The jury had been told that Cui repeatedly stabbed Miss Lin and cut her throat in his bedroom.
He then went outside and stabbed the two men, who had been waiting for Miss Lin in a car, before he fled the scene. He was eventually arrested by police in Paihia.
Justice Potter, in sentencing, took into account the fact that there was more than one murder and that the second had been committed to avoid detection.
She said the jury, in their verdicts, had rejected Cui's defences of provocation and self-defence.
She added that, were it not for the fact that Jun Xin received prompt medical treatment, Cui could have faced a third murder count.
The court was told that an offer of amends by Cui's parents had not been accepted by Jun Xin or the families of the other victims.

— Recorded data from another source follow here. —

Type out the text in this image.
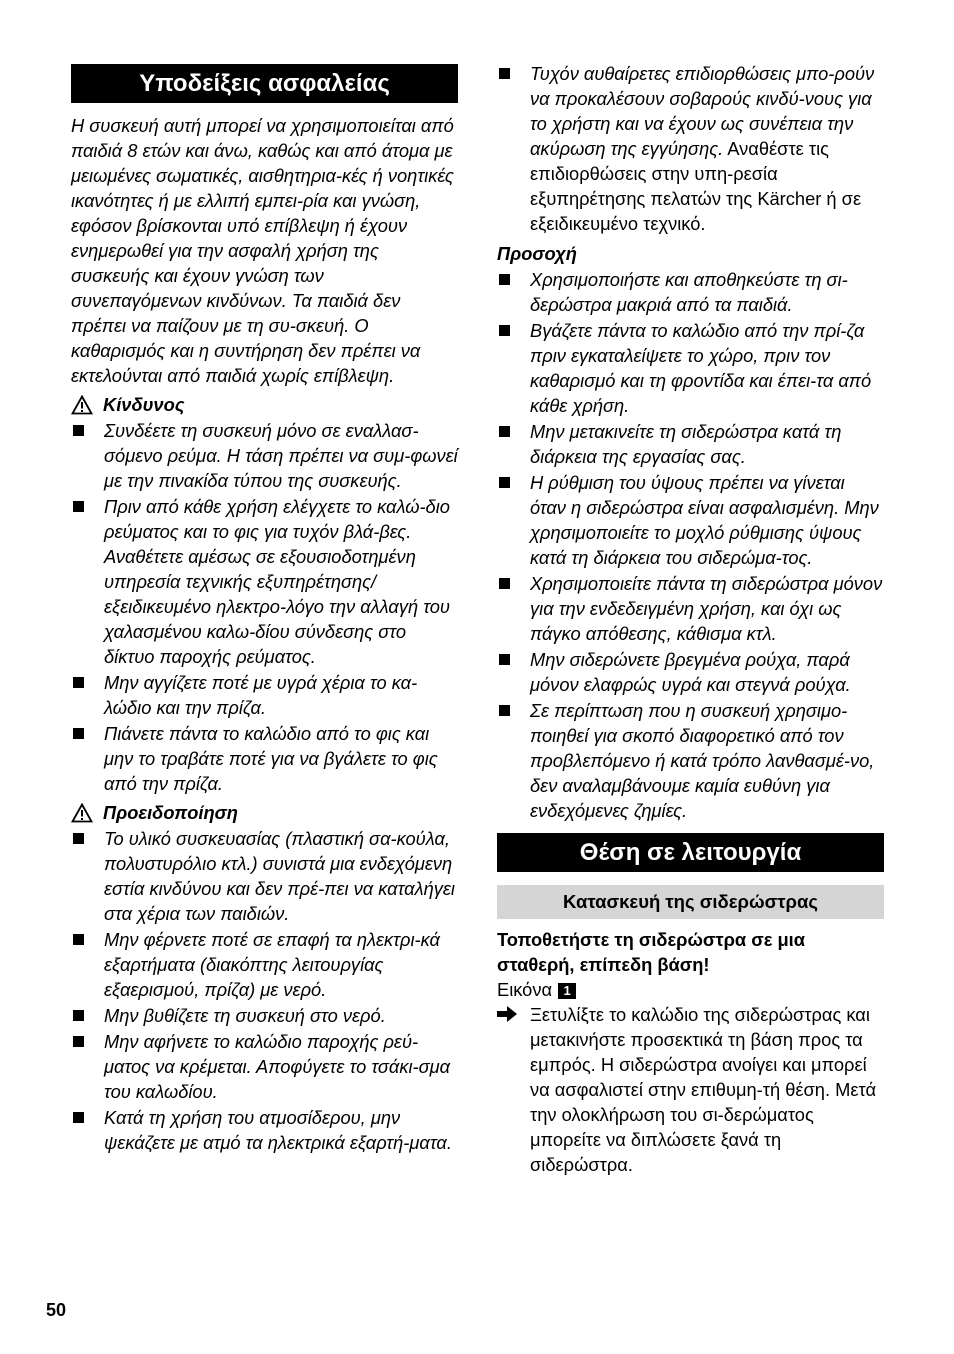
Υποδείξεις ασφαλείας

Η συσκευή αυτή μπορεί να χρησιμοποιείται από παιδιά 8 ετών και άνω, καθώς και από άτομα με μειωμένες σωματικές, αισθητηρια-κές ή νοητικές ικανότητες ή με ελλιπή εμπει-ρία και γνώση, εφόσον βρίσκονται υπό επίβλεψη ή έχουν ενημερωθεί για την ασφαλή χρήση της συσκευής και έχουν γνώση των συνεπαγόμενων κινδύνων. Τα παιδιά δεν πρέπει να παίζουν με τη συ-σκευή. Ο καθαρισμός και η συντήρηση δεν πρέπει να εκτελούνται από παιδιά χωρίς επίβλεψη.

Κίνδυνος
Συνδέετε τη συσκευή μόνο σε εναλλασ-σόμενο ρεύμα. Η τάση πρέπει να συμ-φωνεί με την πινακίδα τύπου της συσκευής.
Πριν από κάθε χρήση ελέγχετε το καλώ-διο ρεύματος και το φις για τυχόν βλά-βες. Αναθέτετε αμέσως σε εξουσιοδοτημένη υπηρεσία τεχνικής εξυπηρέτησης/εξειδικευμένο ηλεκτρο-λόγο την αλλαγή του χαλασμένου καλω-δίου σύνδεσης στο δίκτυο παροχής ρεύματος.
Μην αγγίζετε ποτέ με υγρά χέρια το κα-λώδιο και την πρίζα.
Πιάνετε πάντα το καλώδιο από το φις και μην το τραβάτε ποτέ για να βγάλετε το φις από την πρίζα.
Προειδοποίηση
Το υλικό συσκευασίας (πλαστική σα-κούλα, πολυστυρόλιο κτλ.) συνιστά μια ενδεχόμενη εστία κινδύνου και δεν πρέ-πει να καταλήγει στα χέρια των παιδιών.
Μην φέρνετε ποτέ σε επαφή τα ηλεκτρι-κά εξαρτήματα (διακόπτης λειτουργίας εξαερισμού, πρίζα) με νερό.
Μην βυθίζετε τη συσκευή στο νερό.
Μην αφήνετε το καλώδιο παροχής ρεύ-ματος να κρέμεται. Αποφύγετε το τσάκι-σμα του καλωδίου.
Κατά τη χρήση του ατμοσίδερου, μην ψεκάζετε με ατμό τα ηλεκτρικά εξαρτή-ματα.
Τυχόν αυθαίρετες επιδιορθώσεις μπο-ρούν να προκαλέσουν σοβαρούς κινδύ-νους για το χρήστη και να έχουν ως συνέπεια την ακύρωση της εγγύησης. Αναθέστε τις επιδιορθώσεις στην υπη-ρεσία εξυπηρέτησης πελατών της Kärcher ή σε εξειδικευμένο τεχνικό.
Προσοχή
Χρησιμοποιήστε και αποθηκεύστε τη σι-δερώστρα μακριά από τα παιδιά.
Βγάζετε πάντα το καλώδιο από την πρί-ζα πριν εγκαταλείψετε το χώρο, πριν τον καθαρισμό και τη φροντίδα και έπει-τα από κάθε χρήση.
Μην μετακινείτε τη σιδερώστρα κατά τη διάρκεια της εργασίας σας.
Η ρύθμιση του ύψους πρέπει να γίνεται όταν η σιδερώστρα είναι ασφαλισμένη. Μην χρησιμοποιείτε το μοχλό ρύθμισης ύψους κατά τη διάρκεια του σιδερώμα-τος.
Χρησιμοποιείτε πάντα τη σιδερώστρα μόνον για την ενδεδειγμένη χρήση, και όχι ως πάγκο απόθεσης, κάθισμα κτλ.
Μην σιδερώνετε βρεγμένα ρούχα, παρά μόνον ελαφρώς υγρά και στεγνά ρούχα.
Σε περίπτωση που η συσκευή χρησιμο-ποιηθεί για σκοπό διαφορετικό από τον προβλεπόμενο ή κατά τρόπο λανθασμέ-νο, δεν αναλαμβάνουμε καμία ευθύνη για ενδεχόμενες ζημίες.
Θέση σε λειτουργία
Κατασκευή της σιδερώστρας

Τοποθετήστε τη σιδερώστρα σε μια σταθερή, επίπεδη βάση!

Εικόνα 1

Ξετυλίξτε το καλώδιο της σιδερώστρας και μετακινήστε προσεκτικά τη βάση προς τα εμπρός. Η σιδερώστρα ανοίγει και μπορεί να ασφαλιστεί στην επιθυμη-τή θέση. Μετά την ολοκλήρωση του σι-δερώματος μπορείτε να διπλώσετε ξανά τη σιδερώστρα.
50
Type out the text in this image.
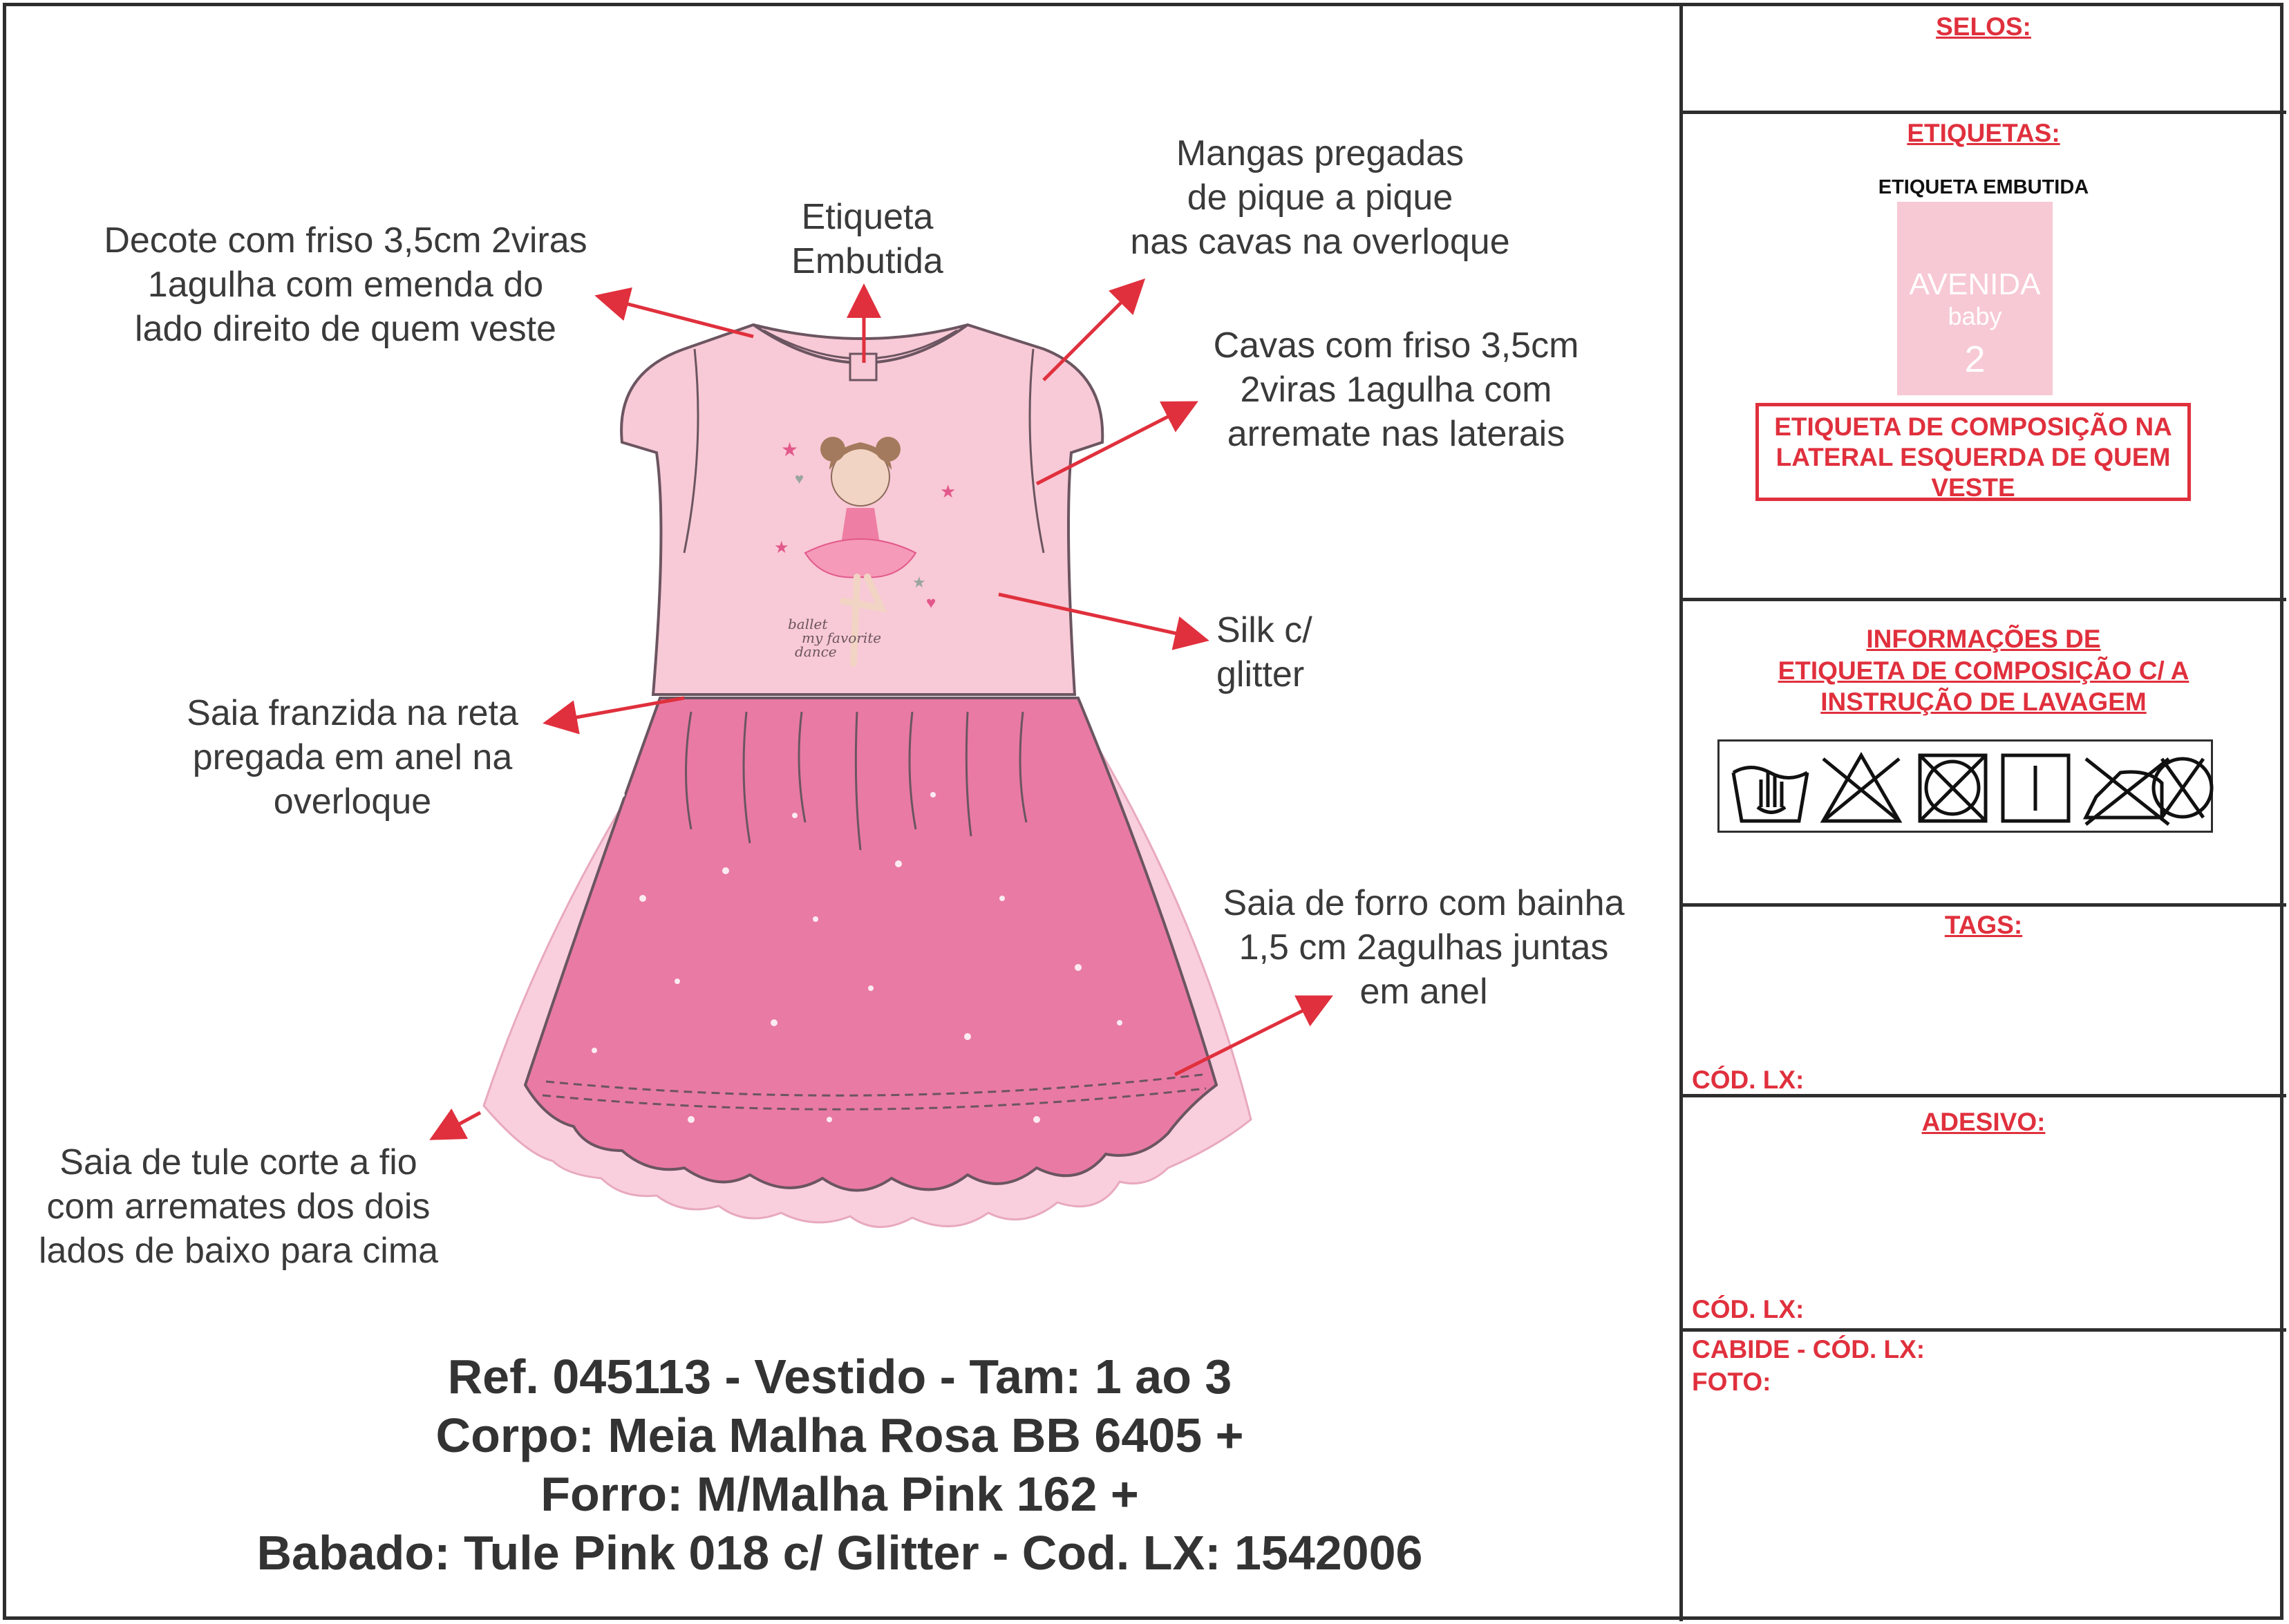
ballet
my favorite
dance
★
★
★
♥
♥
★
Decote com friso 3,5cm 2viras
1agulha com emenda do
lado direito de quem veste
Etiqueta
Embutida
Mangas pregadas
de pique a pique
nas cavas na overloque
Cavas com friso 3,5cm
2viras 1agulha com
arremate nas laterais
Silk c/
glitter
Saia franzida na reta
pregada em anel na
overloque
Saia de forro com bainha
1,5 cm 2agulhas juntas
em anel
Saia de tule corte a fio
com arremates dos dois
lados de baixo para cima
Ref. 045113 - Vestido - Tam: 1 ao 3
Corpo: Meia Malha Rosa BB 6405 +
Forro: M/Malha Pink 162 +
Babado: Tule Pink 018 c/ Glitter - Cod. LX: 1542006
SELOS:
ETIQUETAS:
ETIQUETA EMBUTIDA
AVENIDA
baby
2
ETIQUETA DE COMPOSIÇÃO NA
LATERAL ESQUERDA DE QUEM
VESTE
INFORMAÇÕES DE
ETIQUETA DE COMPOSIÇÃO C/ A
INSTRUÇÃO DE LAVAGEM
TAGS:
CÓD. LX:
ADESIVO:
CÓD. LX:
CABIDE - CÓD. LX:
FOTO:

The offer, totalling $18,800, was to pay for expenses incurred.
Justice Potter accepted that the offer was genuine, but said she had been advised that the other parties unanimously opposed receiving it as a way of mitigating the sentence.
She did not order payment of reparation on the grounds that Cui had no means to do so.
Outside the court, defence counsel Barry Hart said there would be an appeal against conviction.
In his submissions during sentencing, he said Cui had wanted to express his remorse at what had happened.
Mr Hart also said Cui's actions had not been planned, but were the result of him reaching a "flash point".
Prosecutor Louise Freyer said the "frenzied" attack on Miss Lin showed a high level of brutality, while the attacks on the men outside were premeditated.
She said both deceased had been only children, and the victim impact reports from their families indicated the extent of their feeling of loss.